A song that describes Ray’s depression with a list of things he isn’t doing is excellent; it captures the sense that, because it’s so hard for a sufferer to express their feelings, it’s easier to describe a series of negatives. But a later command that we should “believe us when we tell you” Ray is depressed doesn’t ring true. Theatre must show, not tell; the company must build empathy for Ray, and not rely on instruction, his pallid demeanour, or the rest of his band mocking him for being a “charisma-free zone”.

The different people Ray encounters on the dance floor neatly illustrate some of the attitudes faced by those with depression. Clyde doesn’t think he has it in him; Rosa doesn’t think he’s a winner; but Margot offers simple friendship and, in one of the more touching scenes, refuses to go away. But he can’t connect with Ida, who appears to be a fellow sufferer.

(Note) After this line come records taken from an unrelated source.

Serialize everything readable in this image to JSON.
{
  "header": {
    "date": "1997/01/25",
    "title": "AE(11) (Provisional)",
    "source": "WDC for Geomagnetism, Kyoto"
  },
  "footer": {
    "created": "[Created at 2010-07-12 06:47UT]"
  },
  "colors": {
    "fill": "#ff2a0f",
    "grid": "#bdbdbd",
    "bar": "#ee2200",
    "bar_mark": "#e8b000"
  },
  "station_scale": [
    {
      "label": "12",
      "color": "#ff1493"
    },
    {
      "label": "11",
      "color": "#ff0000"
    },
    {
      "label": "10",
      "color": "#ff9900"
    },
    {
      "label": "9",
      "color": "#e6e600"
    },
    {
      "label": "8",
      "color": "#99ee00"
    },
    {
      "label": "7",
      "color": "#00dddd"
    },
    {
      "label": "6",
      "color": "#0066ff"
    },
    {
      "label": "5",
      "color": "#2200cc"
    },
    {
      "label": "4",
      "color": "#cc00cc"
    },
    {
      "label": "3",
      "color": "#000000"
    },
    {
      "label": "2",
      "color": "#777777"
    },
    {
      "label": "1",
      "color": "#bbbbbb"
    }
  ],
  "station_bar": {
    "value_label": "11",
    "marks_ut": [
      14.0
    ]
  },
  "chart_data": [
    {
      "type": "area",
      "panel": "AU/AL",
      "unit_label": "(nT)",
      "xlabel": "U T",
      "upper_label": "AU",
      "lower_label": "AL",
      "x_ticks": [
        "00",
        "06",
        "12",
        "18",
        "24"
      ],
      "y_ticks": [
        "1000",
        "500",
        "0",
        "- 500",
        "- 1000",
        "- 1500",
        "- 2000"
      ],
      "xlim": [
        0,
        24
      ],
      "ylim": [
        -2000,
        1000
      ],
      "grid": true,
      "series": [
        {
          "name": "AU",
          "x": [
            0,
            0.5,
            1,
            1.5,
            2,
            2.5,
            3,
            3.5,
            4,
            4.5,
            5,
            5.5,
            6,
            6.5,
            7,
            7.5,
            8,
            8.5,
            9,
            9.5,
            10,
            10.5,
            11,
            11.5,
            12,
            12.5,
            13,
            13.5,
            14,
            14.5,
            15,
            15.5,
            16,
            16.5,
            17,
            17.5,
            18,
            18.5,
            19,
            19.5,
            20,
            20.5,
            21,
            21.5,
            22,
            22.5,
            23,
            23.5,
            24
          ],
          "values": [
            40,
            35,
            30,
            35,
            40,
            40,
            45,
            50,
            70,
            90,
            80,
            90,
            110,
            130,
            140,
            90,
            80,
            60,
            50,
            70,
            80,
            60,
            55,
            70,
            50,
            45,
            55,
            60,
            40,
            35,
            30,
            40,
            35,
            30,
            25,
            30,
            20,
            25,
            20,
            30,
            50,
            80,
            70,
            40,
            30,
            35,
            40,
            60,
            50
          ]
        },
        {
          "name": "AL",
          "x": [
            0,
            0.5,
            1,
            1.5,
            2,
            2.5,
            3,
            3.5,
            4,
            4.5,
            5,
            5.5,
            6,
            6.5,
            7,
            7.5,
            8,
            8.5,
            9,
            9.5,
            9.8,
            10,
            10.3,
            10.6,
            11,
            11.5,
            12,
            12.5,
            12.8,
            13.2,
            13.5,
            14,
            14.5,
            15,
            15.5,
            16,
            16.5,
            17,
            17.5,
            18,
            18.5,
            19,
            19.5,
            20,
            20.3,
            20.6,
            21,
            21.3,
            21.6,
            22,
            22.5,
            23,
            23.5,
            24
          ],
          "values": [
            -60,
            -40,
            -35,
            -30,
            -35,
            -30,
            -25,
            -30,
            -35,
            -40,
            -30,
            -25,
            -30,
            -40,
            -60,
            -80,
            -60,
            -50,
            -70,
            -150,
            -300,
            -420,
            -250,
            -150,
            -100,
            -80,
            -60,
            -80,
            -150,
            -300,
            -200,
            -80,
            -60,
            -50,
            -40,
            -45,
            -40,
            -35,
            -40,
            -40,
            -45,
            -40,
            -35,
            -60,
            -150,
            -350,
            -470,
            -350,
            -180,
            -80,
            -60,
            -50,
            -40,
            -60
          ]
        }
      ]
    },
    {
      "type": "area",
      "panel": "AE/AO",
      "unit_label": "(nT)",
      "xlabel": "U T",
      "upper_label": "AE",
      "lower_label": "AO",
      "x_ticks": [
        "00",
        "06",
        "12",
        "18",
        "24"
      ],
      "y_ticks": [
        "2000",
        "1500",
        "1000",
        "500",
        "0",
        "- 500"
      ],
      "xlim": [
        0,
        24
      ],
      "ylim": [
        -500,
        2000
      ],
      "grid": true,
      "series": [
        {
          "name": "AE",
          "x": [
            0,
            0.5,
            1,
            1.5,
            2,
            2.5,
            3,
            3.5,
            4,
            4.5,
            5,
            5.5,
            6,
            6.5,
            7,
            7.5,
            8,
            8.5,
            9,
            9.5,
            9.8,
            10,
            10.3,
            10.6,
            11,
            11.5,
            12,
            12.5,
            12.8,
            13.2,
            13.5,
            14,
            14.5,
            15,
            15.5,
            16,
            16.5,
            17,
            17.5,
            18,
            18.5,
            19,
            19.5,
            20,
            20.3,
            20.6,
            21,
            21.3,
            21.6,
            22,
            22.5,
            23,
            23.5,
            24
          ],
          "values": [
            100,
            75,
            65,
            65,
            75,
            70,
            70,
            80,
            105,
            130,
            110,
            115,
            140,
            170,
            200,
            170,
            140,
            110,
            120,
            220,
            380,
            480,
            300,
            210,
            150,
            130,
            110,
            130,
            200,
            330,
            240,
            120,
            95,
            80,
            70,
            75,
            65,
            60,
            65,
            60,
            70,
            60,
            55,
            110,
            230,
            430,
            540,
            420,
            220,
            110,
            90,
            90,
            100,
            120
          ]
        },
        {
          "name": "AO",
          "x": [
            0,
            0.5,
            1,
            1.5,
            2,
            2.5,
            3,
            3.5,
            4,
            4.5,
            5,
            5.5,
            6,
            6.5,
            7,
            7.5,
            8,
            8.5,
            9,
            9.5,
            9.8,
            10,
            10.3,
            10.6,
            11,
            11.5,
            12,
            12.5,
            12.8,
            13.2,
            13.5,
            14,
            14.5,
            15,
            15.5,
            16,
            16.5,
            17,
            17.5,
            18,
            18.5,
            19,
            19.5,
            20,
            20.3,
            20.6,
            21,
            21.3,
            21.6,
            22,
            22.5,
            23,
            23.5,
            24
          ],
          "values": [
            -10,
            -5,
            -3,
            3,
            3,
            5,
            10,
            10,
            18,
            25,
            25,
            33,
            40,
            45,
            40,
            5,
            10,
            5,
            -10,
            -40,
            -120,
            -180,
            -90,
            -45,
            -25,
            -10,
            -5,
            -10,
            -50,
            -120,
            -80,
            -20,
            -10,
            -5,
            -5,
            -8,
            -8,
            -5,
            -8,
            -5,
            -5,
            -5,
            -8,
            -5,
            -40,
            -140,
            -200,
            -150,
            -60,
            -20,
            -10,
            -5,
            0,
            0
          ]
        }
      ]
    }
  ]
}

I liked Ray’s encounters with a man waiting outside the club for his portrait to be painted. Played by the charismatic Andrew Bleakley, this character introduces a surreal element, discoursing on neurotransmitters and dopamine – nicely illustrating how, even though we know that a lot of depression is down to chemical malfunctioning, it’s impossible to comprehend that when you’re suffering. He also brings the hope that is so necessary to survival.

There are niggles though, the most significant being in how the energy expended contrasts with the listlessness that is most people’s experience of depression. I think this is the crux of my discomfiture with the show; the music and dancing are fantastic and entertaining, but just at this point, the metaphor of a dance marathon seems stretched too far. When you're depressed, maintaining your bounce and rhythm seems impossible. While there's a level on which this extended metaphor makes sense, No Miracles Here doesn’t quite manage to pull it off. The programme lists Associate, Movement and Musical direction alongside the devising company; perhaps it needs a single vision to fulfil the show’s promise.